Smart phones, tablet computers, and other mobile devices are transforming the way people work, play, and interact. Their mobility, connection to the cloud, and integration of sensors, computation and communication have inspired unique applications unforeseen just a short time ago. The future holds even greater promise, as applications fuse diverse inputs to deliver new levels of situation awareness and embedded intelligence. To fuel this rapidly growing market, the processors that power mobile devices must be designed more quickly than processors in conventional computers, even as the complexity of mobile processors approaches that of desktop and server processors. Product development is accelerated by licensing hardware descriptions of the latest processors - called soft cores - from third parties, and integrating them with proprietary designs into an overall system-on-chip. Unfortunately, there is an additional step that erodes the productivity gains won by licensing soft cores. A soft core must be converted into a hard core, i.e., a circuit layout that can be fabricated in a semiconductor foundry. Producing a high-quality layout is a painstaking, manual process requiring niche expertise. Alternatively, automated synthesis and place-and-route (SPR) tools can be used, but they produce poor layouts with sub-par performance and power consumption.
This research combines the convenience of automated layout with the quality of manual layout. The key innovation is to not compromise on automation - SPR must be used - but rather to modify the design of mobile processors so that SPR is able to produce a quality layout on par with manual layout. That is, the mobile processor is designed with the knowledge that SPR is going to be used. This new paradigm is called Design for Competitive Automated Layout (DCAL). DCAL applies a novel regimen of design strategies at multiple levels that enables SPR to produce competitive layouts. A common theme across all levels is to restructure or eliminate sources of processor complexity that SPR handles poorly. (1) Circuit-level DCAL: Highly-ported memory structures traditionally require intense manual layout. Making matters worse, there are many of them in a modern processor. These are restructured to achieve quality layouts without manual effort. (2) Microarchitecture-level DCAL: The most challenging processor units are restructured so that aggressive circuit and layout optimizations for meeting timing closure are rendered unnecessary. (3) Core-level DCAL: Designing a single microarchitecture that performs well across arbitrary program phases is a significant source of complexity.
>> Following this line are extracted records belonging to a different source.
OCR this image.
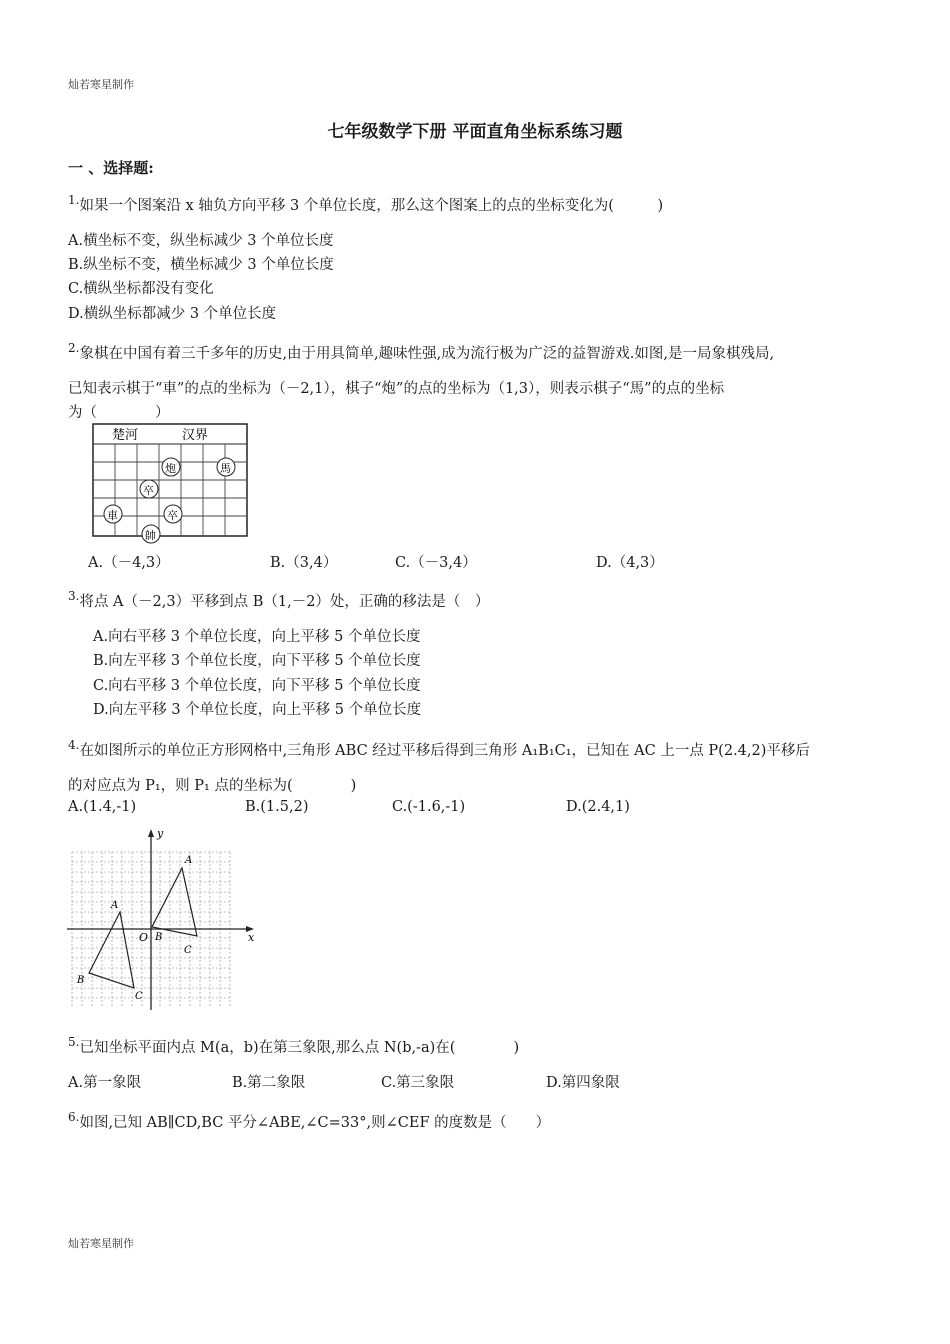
灿若寒星制作
七年级数学下册 平面直角坐标系练习题
一 、选择题:
$^{1.}$如果一个图案沿 x 轴负方向平移 3 个单位长度，那么这个图案上的点的坐标变化为(　　　)
A.横坐标不变，纵坐标减少 3 个单位长度
B.纵坐标不变，横坐标减少 3 个单位长度
C.横纵坐标都没有变化
D.横纵坐标都减少 3 个单位长度
$^{2.}$象棋在中国有着三千多年的历史,由于用具简单,趣味性强,成为流行极为广泛的益智游戏.如图,是一局象棋残局,
已知表示棋于“車”的点的坐标为（－2,1），棋子“炮”的点的坐标为（1,3），则表示棋子“馬”的点的坐标
为（　　　　）
楚河	汉界
炮	馬
卒
車	卒
帥
A.（－4,3）	B.（3,4）	C.（－3,4）	D.（4,3）
$^{3.}$将点 A（－2,3）平移到点 B（1,－2）处，正确的移法是（　）
A.向右平移 3 个单位长度，向上平移 5 个单位长度
B.向左平移 3 个单位长度，向下平移 5 个单位长度
C.向右平移 3 个单位长度，向下平移 5 个单位长度
D.向左平移 3 个单位长度，向上平移 5 个单位长度
$^{4.}$在如图所示的单位正方形网格中,三角形 ABC 经过平移后得到三角形 A₁B₁C₁，已知在 AC 上一点 P(2.4,2)平移后
的对应点为 P₁，则 P₁ 点的坐标为(　　　　)
A.(1.4,-1)	B.(1.5,2)	C.(-1.6,-1)	D.(2.4,1)
y
x
O
A
B
C
A
B
C
$^{5.}$已知坐标平面内点 M(a，b)在第三象限,那么点 N(b,-a)在(　　　　)
A.第一象限	B.第二象限	C.第三象限	D.第四象限
$^{6.}$如图,已知 AB∥CD,BC 平分∠ABE,∠C=33°,则∠CEF 的度数是（　　）
灿若寒星制作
Core-level DCAL divides program behaviors into useful classes and provides dedicated core designs for these classes; the cores are streamlined for the targeted behaviors, enabling SPR to produce quality physical designs. (4) ISA-level DCAL: For portability across many different processors, mobile device software is often distributed using a virtual instruction-set-architecture (ISA) that does not correspond to any particular processor ISA. The prerequisite for translating the virtual ISA into a processor ISA on-the-fly opens the door to improvising on the processor's ISA for one or multiple core types, with the aim of further streamlining cores for SPR to generate quality physical designs.
The economic and societal benefits of DCAL are tangible. Automation accelerates innovation by allowing companies to focus more on developing richer user experiences and less on low-level technology that makes it all possible. Moreover, automation puts this technology into the hands of more people, including folks without niche expertise and small nimble design teams. Both companies and everyday users profit from the fact that more innovative products are being delivered to market sooner.